Ventuno anni e quattro mesi di reclusione. A tanto ammonta il totale delle richieste di pena avanzate oggi dal sostituto Procuratore Generale Carmine Esposito al termine della sua requisitoria al processo d’appello di Calciopoli, fase molto più snella dopo gli stralci che hanno fatto seguito al primo grado di giudizio. Esposito ha chiesto 4 anni di carcere (uno in più rispetto alla sentenza di primo grado, proposta anche la pena pecuniaria di 30mila euro) per Antonio Giraudo, ex amministratore delegato della Juventus ritenuto non un semplice partecipe dell’associazione per delinquere finalizzata alla frode sportiva, bensì uno dei promotori.

Il Pg ha poi chiesto 3 anni per l’ex arbitro Tiziano Pieri (2 anni e 4 mesi la condanna in primo grado) e la conferma delle condanne a 2 anni per l’ex presidente dell’Aia, Tullio Lanese, e l’ex arbitro Paolo Dondarini. Ribaltata invece la posizione di sette imputati che erano stati assolti al termine del procedimento di primo grado: chiesti infatti 2 anni per l’ex assistente Duccio Baglioni, un anno e 4 mesi per l’arbitro Gianluca Rocchi, un anno e 6 mesi per l’ex arbitro Stefano Cassarà, un anno e 4 mesi per l’ex assistente Giuseppe Foschetti, un anno e 6 mesi per l’ex arbitro Marco Gabriele, un anno e 4 mesi per l’ex assistente Alessandro Griselli e infine un anno e 4 mesi per l’ex arbitro Domenico Messina.

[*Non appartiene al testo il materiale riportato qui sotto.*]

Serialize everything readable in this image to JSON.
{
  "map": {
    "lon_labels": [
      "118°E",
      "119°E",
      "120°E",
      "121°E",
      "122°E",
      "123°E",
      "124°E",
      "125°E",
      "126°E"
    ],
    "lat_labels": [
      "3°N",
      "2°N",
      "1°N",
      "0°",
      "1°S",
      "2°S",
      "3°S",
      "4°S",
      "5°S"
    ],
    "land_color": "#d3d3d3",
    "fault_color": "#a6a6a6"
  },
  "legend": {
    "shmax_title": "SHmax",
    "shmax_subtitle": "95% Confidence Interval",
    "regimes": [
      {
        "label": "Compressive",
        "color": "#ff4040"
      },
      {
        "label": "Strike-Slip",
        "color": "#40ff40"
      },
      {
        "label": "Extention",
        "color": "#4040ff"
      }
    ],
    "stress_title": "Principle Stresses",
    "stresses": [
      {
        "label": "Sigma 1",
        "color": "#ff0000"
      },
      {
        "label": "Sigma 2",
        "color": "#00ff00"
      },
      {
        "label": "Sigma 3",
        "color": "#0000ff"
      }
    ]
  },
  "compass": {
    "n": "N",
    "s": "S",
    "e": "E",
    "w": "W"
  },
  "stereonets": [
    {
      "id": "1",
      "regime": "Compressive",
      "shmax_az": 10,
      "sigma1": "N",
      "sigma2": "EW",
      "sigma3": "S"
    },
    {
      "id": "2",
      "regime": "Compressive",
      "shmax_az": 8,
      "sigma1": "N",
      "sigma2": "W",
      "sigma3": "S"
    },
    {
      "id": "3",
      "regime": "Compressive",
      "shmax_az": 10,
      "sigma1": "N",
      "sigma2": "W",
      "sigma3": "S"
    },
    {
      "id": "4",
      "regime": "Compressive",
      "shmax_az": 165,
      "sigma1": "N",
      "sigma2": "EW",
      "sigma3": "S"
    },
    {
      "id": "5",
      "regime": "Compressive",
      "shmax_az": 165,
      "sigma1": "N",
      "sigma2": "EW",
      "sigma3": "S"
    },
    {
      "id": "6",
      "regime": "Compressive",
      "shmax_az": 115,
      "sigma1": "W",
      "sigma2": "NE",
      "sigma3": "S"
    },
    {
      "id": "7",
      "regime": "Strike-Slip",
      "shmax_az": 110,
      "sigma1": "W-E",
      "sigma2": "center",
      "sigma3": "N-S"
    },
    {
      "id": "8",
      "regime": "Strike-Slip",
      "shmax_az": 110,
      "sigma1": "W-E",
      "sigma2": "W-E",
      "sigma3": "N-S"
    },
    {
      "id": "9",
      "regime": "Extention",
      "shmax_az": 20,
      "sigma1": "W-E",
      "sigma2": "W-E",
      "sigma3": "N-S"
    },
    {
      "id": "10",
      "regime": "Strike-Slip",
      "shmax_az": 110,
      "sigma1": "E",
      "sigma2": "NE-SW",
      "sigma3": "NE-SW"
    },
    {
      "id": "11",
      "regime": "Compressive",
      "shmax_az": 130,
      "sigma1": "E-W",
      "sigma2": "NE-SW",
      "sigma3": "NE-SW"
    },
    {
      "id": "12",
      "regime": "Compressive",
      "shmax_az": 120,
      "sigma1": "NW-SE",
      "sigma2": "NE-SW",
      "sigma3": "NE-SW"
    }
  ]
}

Ottimisti i difensori di Giraudo: “Siamo soddisfatti dell’ammissione di nostre nuove prove documentali. Le conclusioni del Procuratore Generale appartengono alla dialettica processuale, noi confidiamo in un equo giudizio”, hanno commentato gli avvocati Massimo Krogh e Michele Galasso. Prossima udienza venerdì, la sentenza l’11 novembre.